Trading difficulties with Europe emerged as a major issue for companies in both financial and business services and manufacturing, “although there were signs of emerging confidence in both sectors”. Turning to construction, confidence also remained muted as costs spiralled, although the contracts pipeline remained in positive territory.

SCC president Tim Allan commented on the survey, which took place between February and March with 370 firms responding, and is said to be Scotland's longest-running economic survey of its kind.

He said: “Businesses in Scotland are close to exhaustion as they continue the slog through some of the most challenging trading conditions in modern history… serious questions over how long trading will continue to be limited remain while businesses trading with the EU have faced fresh difficulties at the border.

“At the end of a full 12 months of trading restrictions, there were a few signs of optimism as businesses looked forward to the effectiveness of the vaccination program, highlighting the resilience of those that have survived the pandemic. However, now is not the time to drop the ball… governments new and not so new must commit to this and give them the best possible deal if we are to create jobs and return to sustainable growth.

“Ahead of the elections, SCC has called on Scottish ministers to pass a Business Growth Act within the first 100 days of the government to address the most urgent issues facing businesses right now, including reducing upfront business costs, boosting international trade and upskilling our workforce.


"Fundamentally, we need the Scottish government to reset its relationship with business so that ministers are speaking the same language of growth, jobs and economic prosperity.”

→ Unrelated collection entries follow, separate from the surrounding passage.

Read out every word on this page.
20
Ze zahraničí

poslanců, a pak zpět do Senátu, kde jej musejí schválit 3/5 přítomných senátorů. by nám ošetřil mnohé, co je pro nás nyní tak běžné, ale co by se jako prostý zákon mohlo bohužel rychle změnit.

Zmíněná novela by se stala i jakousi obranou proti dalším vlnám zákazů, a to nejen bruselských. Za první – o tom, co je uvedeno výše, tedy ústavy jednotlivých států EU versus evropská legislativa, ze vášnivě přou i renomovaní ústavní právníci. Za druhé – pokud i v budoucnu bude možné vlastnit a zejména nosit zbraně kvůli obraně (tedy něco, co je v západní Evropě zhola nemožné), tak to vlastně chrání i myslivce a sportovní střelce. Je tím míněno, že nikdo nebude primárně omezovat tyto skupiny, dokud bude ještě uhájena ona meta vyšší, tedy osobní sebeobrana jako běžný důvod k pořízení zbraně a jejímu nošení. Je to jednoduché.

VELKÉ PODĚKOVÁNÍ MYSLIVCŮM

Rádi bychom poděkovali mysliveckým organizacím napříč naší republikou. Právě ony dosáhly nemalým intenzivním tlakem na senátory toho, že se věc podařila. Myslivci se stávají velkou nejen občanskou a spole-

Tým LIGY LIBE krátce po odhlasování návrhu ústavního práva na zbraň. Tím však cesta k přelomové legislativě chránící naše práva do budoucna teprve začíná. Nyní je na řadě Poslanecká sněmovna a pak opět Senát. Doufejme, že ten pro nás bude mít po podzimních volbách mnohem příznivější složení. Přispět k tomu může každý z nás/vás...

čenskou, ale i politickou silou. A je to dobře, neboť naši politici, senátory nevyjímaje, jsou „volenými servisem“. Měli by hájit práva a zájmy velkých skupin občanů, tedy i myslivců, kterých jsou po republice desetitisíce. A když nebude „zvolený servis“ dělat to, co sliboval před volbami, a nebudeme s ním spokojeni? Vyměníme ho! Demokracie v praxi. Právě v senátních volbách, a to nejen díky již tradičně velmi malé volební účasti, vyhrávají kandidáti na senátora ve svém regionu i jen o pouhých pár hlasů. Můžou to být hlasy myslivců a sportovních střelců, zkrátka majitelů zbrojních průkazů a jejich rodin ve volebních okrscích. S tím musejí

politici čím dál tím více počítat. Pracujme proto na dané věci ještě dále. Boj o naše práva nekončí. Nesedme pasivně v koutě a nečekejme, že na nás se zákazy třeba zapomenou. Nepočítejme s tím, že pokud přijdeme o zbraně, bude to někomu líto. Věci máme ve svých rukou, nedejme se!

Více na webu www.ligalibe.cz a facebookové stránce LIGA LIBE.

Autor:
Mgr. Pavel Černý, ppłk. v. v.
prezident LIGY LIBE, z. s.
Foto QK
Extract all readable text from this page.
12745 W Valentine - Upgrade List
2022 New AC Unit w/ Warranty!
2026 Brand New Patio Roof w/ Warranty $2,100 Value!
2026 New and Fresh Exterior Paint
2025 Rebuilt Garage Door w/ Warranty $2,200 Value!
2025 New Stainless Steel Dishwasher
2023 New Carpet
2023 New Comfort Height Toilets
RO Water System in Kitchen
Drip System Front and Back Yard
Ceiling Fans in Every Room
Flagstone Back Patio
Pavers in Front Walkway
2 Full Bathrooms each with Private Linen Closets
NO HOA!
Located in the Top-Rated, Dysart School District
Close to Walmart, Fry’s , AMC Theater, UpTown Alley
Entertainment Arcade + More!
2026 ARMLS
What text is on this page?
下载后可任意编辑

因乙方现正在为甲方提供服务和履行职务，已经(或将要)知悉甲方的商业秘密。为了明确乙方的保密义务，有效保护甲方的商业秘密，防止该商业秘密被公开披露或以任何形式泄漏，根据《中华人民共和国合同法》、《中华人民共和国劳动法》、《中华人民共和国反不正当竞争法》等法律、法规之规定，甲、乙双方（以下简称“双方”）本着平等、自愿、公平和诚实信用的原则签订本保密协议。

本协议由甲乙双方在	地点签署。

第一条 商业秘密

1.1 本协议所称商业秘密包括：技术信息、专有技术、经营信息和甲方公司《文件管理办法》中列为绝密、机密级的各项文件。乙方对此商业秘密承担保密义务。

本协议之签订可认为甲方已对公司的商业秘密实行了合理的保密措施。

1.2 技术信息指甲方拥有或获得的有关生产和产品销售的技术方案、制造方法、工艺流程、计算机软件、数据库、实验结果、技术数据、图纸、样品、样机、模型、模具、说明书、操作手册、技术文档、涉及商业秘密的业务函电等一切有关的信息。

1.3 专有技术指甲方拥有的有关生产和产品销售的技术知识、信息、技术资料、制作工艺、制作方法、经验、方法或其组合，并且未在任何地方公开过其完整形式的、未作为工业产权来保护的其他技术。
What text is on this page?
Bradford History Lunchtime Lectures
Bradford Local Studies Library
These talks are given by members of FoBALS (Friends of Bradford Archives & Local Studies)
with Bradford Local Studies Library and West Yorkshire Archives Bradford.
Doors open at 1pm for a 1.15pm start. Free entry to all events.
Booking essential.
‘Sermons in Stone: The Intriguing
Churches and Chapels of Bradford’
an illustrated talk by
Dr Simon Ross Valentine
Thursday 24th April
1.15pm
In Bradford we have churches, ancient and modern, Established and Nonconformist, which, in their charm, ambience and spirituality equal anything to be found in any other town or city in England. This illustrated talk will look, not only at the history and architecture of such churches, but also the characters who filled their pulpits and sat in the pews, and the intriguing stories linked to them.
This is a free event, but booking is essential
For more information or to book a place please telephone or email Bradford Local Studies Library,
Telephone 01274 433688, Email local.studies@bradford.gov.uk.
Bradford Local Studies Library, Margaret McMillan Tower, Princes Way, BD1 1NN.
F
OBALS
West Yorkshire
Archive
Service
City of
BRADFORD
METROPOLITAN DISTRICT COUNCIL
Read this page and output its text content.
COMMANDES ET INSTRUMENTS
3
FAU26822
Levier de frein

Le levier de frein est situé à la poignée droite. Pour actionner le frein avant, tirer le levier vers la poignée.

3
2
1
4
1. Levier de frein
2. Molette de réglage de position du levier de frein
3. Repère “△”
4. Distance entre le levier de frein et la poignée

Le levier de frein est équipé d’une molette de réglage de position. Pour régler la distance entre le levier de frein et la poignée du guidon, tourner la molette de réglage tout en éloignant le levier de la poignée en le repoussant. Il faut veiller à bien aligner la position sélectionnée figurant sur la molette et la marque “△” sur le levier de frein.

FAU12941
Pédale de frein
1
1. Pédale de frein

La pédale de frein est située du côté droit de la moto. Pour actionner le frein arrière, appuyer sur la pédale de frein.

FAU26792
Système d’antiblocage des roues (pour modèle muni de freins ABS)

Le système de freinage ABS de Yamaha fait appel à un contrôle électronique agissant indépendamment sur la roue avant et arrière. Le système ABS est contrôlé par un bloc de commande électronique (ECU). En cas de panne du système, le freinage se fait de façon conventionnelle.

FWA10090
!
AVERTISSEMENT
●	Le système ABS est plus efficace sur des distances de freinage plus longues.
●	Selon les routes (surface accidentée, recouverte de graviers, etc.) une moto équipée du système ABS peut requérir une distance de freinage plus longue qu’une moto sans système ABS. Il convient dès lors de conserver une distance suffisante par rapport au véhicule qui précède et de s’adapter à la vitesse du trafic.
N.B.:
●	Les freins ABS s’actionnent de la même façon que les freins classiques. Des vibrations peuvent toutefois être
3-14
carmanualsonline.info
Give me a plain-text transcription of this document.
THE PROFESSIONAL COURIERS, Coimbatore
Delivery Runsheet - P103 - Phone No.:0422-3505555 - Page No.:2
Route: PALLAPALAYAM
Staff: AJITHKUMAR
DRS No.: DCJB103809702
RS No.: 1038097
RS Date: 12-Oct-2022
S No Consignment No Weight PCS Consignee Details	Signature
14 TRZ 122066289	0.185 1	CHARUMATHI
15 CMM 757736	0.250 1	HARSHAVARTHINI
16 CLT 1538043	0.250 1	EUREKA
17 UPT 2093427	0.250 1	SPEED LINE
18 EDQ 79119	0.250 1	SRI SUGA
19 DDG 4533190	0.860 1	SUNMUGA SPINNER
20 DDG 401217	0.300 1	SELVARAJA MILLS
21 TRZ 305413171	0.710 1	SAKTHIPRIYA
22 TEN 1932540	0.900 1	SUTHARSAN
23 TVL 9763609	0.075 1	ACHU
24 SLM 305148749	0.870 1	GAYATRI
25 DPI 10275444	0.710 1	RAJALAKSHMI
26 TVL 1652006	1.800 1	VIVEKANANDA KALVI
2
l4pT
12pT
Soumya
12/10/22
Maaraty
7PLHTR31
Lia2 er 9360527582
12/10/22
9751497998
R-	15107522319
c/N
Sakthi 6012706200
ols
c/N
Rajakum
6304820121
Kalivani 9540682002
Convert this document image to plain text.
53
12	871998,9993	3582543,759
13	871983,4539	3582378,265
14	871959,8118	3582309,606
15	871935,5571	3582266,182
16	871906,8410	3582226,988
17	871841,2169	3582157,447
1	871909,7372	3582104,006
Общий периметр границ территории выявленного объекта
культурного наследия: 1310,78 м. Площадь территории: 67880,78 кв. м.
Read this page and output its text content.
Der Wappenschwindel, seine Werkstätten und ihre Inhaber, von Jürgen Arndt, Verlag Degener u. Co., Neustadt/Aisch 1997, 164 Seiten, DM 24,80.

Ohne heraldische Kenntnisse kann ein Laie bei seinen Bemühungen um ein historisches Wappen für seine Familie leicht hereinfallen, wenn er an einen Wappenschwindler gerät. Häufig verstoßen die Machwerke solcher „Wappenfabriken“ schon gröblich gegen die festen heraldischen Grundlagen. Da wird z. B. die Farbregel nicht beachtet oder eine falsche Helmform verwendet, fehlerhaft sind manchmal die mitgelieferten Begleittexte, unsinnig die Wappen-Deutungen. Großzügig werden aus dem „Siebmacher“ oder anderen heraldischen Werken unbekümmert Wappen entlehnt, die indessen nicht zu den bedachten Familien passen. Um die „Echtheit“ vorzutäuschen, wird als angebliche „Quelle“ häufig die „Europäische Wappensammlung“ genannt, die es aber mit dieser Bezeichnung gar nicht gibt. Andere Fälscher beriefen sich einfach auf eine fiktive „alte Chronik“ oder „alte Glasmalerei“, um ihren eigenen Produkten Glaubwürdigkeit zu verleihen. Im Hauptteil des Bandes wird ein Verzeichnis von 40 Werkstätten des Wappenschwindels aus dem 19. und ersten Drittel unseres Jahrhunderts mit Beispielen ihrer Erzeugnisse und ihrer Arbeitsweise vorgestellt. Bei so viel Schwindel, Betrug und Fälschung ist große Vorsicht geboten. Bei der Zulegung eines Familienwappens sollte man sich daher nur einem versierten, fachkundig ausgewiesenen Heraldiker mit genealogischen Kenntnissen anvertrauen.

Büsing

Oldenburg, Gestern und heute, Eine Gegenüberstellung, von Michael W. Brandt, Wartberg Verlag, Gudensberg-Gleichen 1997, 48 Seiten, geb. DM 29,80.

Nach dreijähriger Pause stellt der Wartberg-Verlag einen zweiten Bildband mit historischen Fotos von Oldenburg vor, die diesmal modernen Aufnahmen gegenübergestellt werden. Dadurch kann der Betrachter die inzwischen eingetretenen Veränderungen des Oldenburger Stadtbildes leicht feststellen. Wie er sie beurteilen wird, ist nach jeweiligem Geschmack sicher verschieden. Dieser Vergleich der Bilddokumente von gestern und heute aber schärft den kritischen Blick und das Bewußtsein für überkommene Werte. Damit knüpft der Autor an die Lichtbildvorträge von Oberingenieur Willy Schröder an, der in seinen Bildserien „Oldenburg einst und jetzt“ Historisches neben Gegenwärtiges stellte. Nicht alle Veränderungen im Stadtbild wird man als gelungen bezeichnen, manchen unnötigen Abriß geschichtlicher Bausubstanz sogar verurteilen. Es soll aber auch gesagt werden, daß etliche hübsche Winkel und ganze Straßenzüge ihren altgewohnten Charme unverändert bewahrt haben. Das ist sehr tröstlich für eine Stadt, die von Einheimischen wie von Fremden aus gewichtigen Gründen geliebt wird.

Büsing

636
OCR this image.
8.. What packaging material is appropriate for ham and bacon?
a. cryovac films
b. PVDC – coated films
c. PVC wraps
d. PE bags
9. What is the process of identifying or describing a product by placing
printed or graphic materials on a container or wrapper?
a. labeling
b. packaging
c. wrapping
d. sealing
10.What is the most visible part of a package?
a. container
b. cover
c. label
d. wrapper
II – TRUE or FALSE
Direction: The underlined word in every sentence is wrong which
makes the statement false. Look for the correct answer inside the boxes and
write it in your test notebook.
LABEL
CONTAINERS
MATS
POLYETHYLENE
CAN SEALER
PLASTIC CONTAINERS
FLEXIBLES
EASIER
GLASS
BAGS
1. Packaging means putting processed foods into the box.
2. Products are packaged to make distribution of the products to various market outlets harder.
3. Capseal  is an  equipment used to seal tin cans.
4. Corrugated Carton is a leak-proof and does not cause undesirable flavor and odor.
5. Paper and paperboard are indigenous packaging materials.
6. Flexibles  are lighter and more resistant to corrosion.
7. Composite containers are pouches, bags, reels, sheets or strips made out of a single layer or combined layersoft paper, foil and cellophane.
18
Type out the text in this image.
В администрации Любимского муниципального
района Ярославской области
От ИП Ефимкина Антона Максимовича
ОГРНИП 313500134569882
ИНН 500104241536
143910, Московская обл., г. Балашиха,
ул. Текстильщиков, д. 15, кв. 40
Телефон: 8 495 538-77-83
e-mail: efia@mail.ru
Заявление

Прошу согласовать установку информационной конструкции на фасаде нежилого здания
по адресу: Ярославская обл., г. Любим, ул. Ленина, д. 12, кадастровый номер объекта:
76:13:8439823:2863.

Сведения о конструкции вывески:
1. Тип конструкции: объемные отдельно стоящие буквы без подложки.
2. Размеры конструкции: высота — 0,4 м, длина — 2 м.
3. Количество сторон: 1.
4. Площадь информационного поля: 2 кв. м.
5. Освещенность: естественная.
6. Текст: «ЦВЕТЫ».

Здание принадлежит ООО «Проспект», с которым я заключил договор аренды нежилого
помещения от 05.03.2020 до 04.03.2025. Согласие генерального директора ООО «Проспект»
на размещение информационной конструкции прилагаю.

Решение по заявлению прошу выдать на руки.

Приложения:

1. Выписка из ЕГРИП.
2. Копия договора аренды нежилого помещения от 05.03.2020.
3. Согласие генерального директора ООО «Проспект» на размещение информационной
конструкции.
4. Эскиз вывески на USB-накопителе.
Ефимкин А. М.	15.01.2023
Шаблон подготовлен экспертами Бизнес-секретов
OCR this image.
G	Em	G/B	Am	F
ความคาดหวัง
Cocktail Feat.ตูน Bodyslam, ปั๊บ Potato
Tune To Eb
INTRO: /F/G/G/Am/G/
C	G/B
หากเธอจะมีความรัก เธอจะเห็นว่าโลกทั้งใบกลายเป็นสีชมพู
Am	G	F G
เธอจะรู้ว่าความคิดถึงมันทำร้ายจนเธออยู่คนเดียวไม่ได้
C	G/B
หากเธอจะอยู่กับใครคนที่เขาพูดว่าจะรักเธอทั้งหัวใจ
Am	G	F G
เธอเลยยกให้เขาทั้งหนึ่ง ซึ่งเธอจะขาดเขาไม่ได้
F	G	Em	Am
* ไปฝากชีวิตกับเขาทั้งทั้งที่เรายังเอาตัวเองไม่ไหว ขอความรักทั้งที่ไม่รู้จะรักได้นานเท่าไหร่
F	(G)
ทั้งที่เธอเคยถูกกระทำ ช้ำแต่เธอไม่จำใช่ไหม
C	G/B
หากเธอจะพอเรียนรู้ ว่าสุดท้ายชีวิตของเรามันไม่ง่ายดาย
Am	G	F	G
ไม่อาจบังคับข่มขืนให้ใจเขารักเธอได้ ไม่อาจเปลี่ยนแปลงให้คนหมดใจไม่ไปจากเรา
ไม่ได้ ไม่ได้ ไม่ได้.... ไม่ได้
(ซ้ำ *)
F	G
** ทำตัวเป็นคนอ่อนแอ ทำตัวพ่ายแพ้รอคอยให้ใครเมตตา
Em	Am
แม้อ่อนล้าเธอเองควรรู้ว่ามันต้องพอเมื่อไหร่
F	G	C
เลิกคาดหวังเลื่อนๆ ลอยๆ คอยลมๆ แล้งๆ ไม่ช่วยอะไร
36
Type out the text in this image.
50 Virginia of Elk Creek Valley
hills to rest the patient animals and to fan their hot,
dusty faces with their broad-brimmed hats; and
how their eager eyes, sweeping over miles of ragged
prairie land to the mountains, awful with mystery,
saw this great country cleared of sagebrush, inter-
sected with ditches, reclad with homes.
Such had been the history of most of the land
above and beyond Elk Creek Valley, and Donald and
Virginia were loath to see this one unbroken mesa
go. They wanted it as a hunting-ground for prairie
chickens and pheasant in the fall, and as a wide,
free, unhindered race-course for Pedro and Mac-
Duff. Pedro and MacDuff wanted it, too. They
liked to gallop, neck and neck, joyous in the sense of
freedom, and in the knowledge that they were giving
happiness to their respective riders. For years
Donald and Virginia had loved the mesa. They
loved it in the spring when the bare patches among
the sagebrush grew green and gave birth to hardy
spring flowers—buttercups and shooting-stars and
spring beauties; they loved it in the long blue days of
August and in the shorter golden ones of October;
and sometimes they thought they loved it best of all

Mairi Spowage, director at the University of Strathclyde's Fraser of Allander Institute, noted the imminent Scottish election, adding: “There is little doubt that getting the private sector back on its feet is an important cog in the wheel that will move us forward.

"Any future government activity in this area will need to be flexible and responsive, and credibility and focus will be required in helping the private sector navigate its way out of this crisis with as many good quality jobs intact as possible.”

Additionally, the SCC’s chief executive Dr Liz Cameron addressed some loosening of lockdown restrictions in Scotland – but said the announcement “has not offered solace for businesses who are ready to safely open up now”.